Make an appointment with your primary care physician if you believe you’re struggling with PCOS. It’s not difficult to diagnose, and from there, we can work with you to improve your wellness and hormone health through targeted dietary interventions. 

This is not an easy condition, but it can be managed. You are not alone!

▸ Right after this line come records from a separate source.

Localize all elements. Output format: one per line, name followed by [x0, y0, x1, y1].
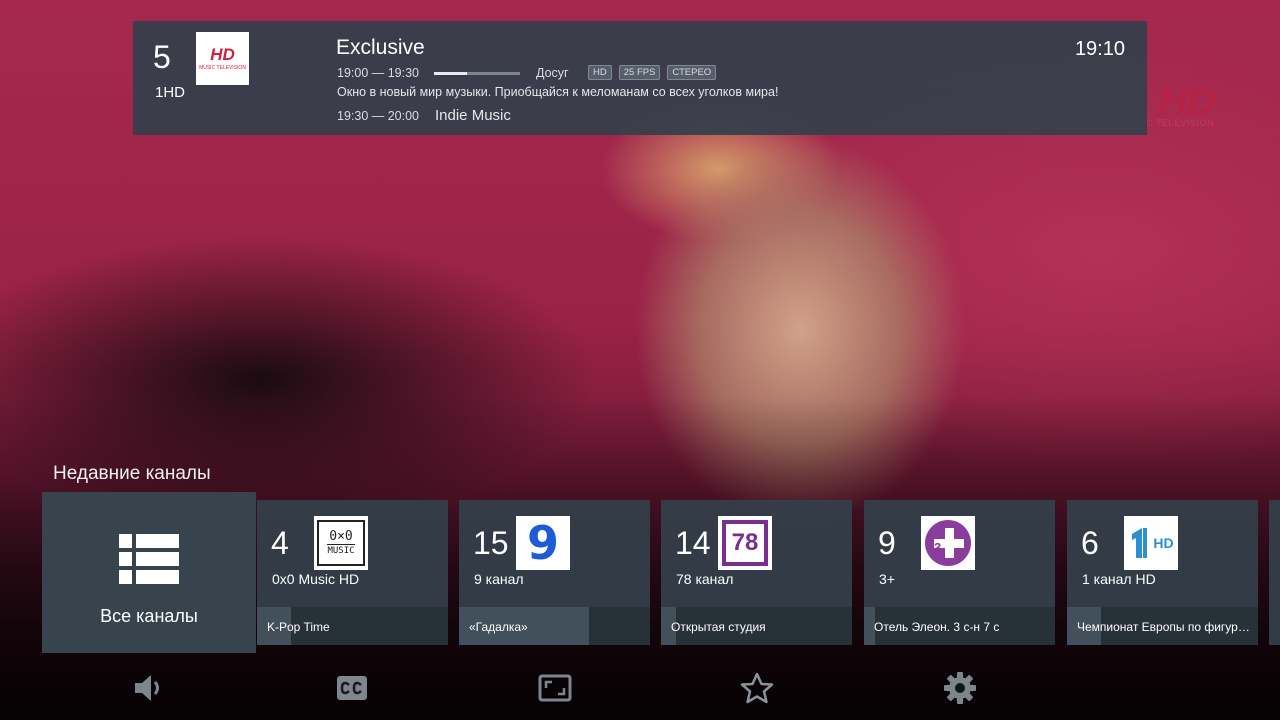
subtitles-icon[interactable] [334, 670, 370, 706]
channel-number: 9 [878, 525, 896, 561]
channel-name: 3+ [879, 571, 895, 587]
program-description: Окно в новый мир музыки. Приобщайся к ме… [337, 85, 779, 99]
current-program-title: K-Pop Time [267, 620, 330, 634]
badge-hd: HD [588, 65, 612, 80]
all-channels-button[interactable]: Все каналы [42, 492, 256, 653]
program-progress-fill [434, 72, 467, 75]
clock: 19:10 [1074, 38, 1125, 60]
current-program: «Гадалка» [459, 607, 650, 645]
channel-info-bar: 5 1HD HD MUSIC TELEVISION Exclusive 19:0… [133, 21, 1147, 135]
favorite-star-icon[interactable] [739, 670, 775, 706]
1kanal-hd-logo: HD [1124, 516, 1178, 570]
9-kanal-logo: 9 [516, 516, 570, 570]
channel-name: 1 канал HD [1082, 571, 1156, 587]
channel-number: 4 [271, 525, 289, 561]
channel-name: 78 канал [676, 571, 734, 587]
all-channels-label: Все каналы [100, 606, 198, 626]
badge-audio: СТЕРЕО [667, 65, 717, 80]
channel-number: 14 [675, 525, 711, 561]
recent-channel-card-partial[interactable] [1269, 500, 1280, 645]
current-program-title: Отель Элеон. 3 с-н 7 с [874, 620, 1000, 634]
78-kanal-logo: 78 [718, 516, 772, 570]
current-channel-number: 5 [153, 39, 171, 75]
program-title: Exclusive [336, 36, 425, 59]
0x0-music-logo: 0×0 MUSIC [314, 516, 368, 570]
aspect-ratio-icon[interactable] [537, 670, 573, 706]
recent-channel-card[interactable]: 15 9 9 канал «Гадалка» [459, 500, 650, 645]
current-program-title: Открытая студия [671, 620, 766, 634]
current-program: Отель Элеон. 3 с-н 7 с [864, 607, 1055, 645]
program-badges: HD 25 FPS СТЕРЕО [588, 65, 717, 80]
program-genre: Досуг [536, 66, 569, 80]
recent-channel-card[interactable]: 14 78 78 канал Открытая студия [661, 500, 852, 645]
current-program: K-Pop Time [257, 607, 448, 645]
channel-name: 9 канал [474, 571, 524, 587]
settings-gear-icon[interactable] [942, 670, 978, 706]
current-program: Открытая студия [661, 607, 852, 645]
volume-icon[interactable] [131, 670, 167, 706]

Delicious Lunch Ideas to Implement in Your PCOS Diet Plan

Quinoa Salad with Grilled Chicken:



  • 1 cup cooked quinoa
  • 1 grilled chicken breast, sliced
  • 1 cup mixed greens (spinach, arugula, kale)
  • 1/2 cup cherry tomatoes, halved
  • 1/4 cup cucumber, diced
  • 1/4 cup bell pepper, diced
  • 2 tablespoons crumbled feta cheese
  • 1 tablespoon olive oil
  • 1 tablespoon balsamic vinegar
  • Salt and pepper to taste



  1. In a large bowl, combine the cooked quinoa, mixed greens, cherry tomatoes, cucumber, bell pepper, and grilled chicken slices.
  2. In a small bowl, whisk together the olive oil and balsamic vinegar to make the dressing.
  3. Pour the dressing over the salad and toss until well combined.
  4. Sprinkle the crumbled feta cheese on top of the salad.
  5. Season with salt and pepper to taste.
  6. Serve immediately or refrigerate for later.


Salmon and Avocado Wrap:



  • 1 whole grain or gluten-free wrap
  • 4 oz grilled or baked salmon fillet
  • 1/4 avocado, sliced
  • 1/4 cup shredded carrots
  • 1/4 cup baby spinach leaves
  • 2 tablespoons hummus
  • 1 tablespoon Greek yogurt
  • 1 teaspoon lemon juice
  • Salt and pepper to taste



  1. Lay the wrap flat on a clean surface.
  2. Spread the hummus evenly over the wrap.
  3. Place the grilled or baked salmon fillet in the center of the wrap.
  4. Top the salmon with sliced avocado, shredded carrots, and baby spinach leaves.
  5. In a small bowl, mix together the Greek yogurt and lemon juice to make the sauce.
  6. Drizzle the sauce over the ingredients in the wrap.
  7. Season with salt and pepper to taste.
  8. Roll up the wrap tightly, folding in the sides as you go.
  9. Cut the wrap in half diagonally and serve immediately.